Enter the pack method. This method turns an array into a string, interpreting each element of the array in a manner specified by the argument. In this case, the argument is "C*", which means treat each element of the array as an unsigned integer representing a single character (that’s the “C”),and process all of them (that’s the “*”). Packing the array into a string of characters is thus the equivalent of transforming each array element into a character and then doing a join on the whole array.

Now we can xor strings. Here’s what the process looks like:

>> str = "Nice little string."
=> "Nice little string."
>> key = "secret!"
=> "secret!"
>> x = str ^ key
=> "=\f\x00\x17E\x18H\a\x11\x0F\x17E\aU\x01\f\r\x15K"
>> orig = x ^ key
=> "Nice little string."

As you can see, XOR-ing twice with the same key gets you back to the original string.
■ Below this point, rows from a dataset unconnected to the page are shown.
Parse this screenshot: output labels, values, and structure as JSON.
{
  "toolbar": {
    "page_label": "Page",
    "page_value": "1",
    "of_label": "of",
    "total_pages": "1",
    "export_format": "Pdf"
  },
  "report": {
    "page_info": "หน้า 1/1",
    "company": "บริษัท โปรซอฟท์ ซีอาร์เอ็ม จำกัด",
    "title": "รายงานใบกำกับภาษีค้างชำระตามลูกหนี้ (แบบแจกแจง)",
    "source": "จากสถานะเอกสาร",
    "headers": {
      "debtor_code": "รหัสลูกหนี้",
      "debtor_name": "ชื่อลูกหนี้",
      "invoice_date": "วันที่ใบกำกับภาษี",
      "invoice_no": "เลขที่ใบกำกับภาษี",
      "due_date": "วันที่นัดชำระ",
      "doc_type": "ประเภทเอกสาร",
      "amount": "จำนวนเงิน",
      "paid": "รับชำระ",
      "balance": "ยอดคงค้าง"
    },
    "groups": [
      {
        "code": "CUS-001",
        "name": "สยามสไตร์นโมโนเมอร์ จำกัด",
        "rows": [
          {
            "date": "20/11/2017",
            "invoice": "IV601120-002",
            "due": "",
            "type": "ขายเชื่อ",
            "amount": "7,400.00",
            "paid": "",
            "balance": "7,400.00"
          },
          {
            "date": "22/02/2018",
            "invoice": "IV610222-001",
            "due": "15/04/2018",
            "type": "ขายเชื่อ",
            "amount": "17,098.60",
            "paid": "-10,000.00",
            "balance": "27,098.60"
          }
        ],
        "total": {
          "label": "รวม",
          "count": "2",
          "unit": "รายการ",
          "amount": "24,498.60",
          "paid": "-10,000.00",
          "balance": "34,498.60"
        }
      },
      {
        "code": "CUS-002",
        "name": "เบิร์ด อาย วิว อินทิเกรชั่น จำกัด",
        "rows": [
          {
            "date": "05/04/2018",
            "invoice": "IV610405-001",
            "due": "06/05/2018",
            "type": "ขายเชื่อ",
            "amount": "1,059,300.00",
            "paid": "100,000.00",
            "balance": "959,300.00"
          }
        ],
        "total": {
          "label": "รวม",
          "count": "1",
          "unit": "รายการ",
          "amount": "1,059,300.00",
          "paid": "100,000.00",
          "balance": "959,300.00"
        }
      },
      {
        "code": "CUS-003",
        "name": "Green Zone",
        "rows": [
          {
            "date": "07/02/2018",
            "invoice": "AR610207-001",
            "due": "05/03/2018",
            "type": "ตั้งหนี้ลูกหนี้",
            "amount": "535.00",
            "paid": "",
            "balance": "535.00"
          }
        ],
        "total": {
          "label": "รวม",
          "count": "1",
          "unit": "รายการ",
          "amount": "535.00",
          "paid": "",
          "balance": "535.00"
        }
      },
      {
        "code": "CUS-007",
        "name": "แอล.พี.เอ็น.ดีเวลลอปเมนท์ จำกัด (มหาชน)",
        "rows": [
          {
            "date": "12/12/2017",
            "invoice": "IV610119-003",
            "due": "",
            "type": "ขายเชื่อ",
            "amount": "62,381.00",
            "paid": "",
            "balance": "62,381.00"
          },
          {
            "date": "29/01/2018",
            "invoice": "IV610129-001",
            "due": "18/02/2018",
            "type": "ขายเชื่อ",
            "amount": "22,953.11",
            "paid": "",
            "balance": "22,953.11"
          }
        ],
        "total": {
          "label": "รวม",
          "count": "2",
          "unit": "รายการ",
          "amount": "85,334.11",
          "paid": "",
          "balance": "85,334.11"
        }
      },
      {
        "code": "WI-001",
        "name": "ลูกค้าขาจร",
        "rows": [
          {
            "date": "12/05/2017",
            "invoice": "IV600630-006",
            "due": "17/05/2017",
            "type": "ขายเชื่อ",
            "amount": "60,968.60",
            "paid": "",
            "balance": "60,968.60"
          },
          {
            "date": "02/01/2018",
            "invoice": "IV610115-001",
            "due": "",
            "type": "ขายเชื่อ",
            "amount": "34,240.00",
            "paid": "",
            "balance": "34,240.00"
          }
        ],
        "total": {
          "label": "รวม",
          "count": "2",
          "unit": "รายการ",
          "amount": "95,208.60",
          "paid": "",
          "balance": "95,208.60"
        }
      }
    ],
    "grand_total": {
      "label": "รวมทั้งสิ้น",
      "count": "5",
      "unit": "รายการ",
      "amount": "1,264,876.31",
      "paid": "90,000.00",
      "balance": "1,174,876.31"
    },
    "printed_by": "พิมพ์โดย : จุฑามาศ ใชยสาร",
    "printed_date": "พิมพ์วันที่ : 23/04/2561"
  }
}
And it’s all thanks to a two-line method that uses three enumerators!

Forcing an encoding

The String#^ as implemented in the previous snippet is vulnerable to encoding issues: if you xor, say, a UTF-8 string against an ASCII string twice, you’ll get back a string encoded in ASCII-8BIT. To guard against this, add a call to force_encoding:

each_byte.map {|byte| byte ^ kenum.next }.pack("C*").
force_encoding(self.encoding)

This will ensure that the byte sequence generated by the mapping gets encoded in the original string’s encoding.

Enumerators add a completely new tool to the already rich Ruby toolkit for collection management and iteration. They’re conceptually and technically different from iterators, but if you try them out on their own terms, you’re sure to find uses for them alongside the other collection-related techniques you’ve seen.

We’ll conclude our look at enumerators with a variant called a lazy enumerator.

10.12. Lazy enumerators

Lazy enumerators make it easy to enumerate selectively over infinitely large collections. To illustrate what this means, let’s start with a case where an operation tries to enumerate over an infinitely large collection and gets stuck. What if you want to know the first 10 multiples of 3? To use an infinite collection we’ll create a range that goes from 1 to the special value Float::INFINITY. Using such a range, a first approach to the task at hand might be

(1..Float::INFINITY).select {|n| n % 3 == 0 }.first(10)

But this line of code runs forever. The select operation never finishes, so the chained-on first command never gets executed.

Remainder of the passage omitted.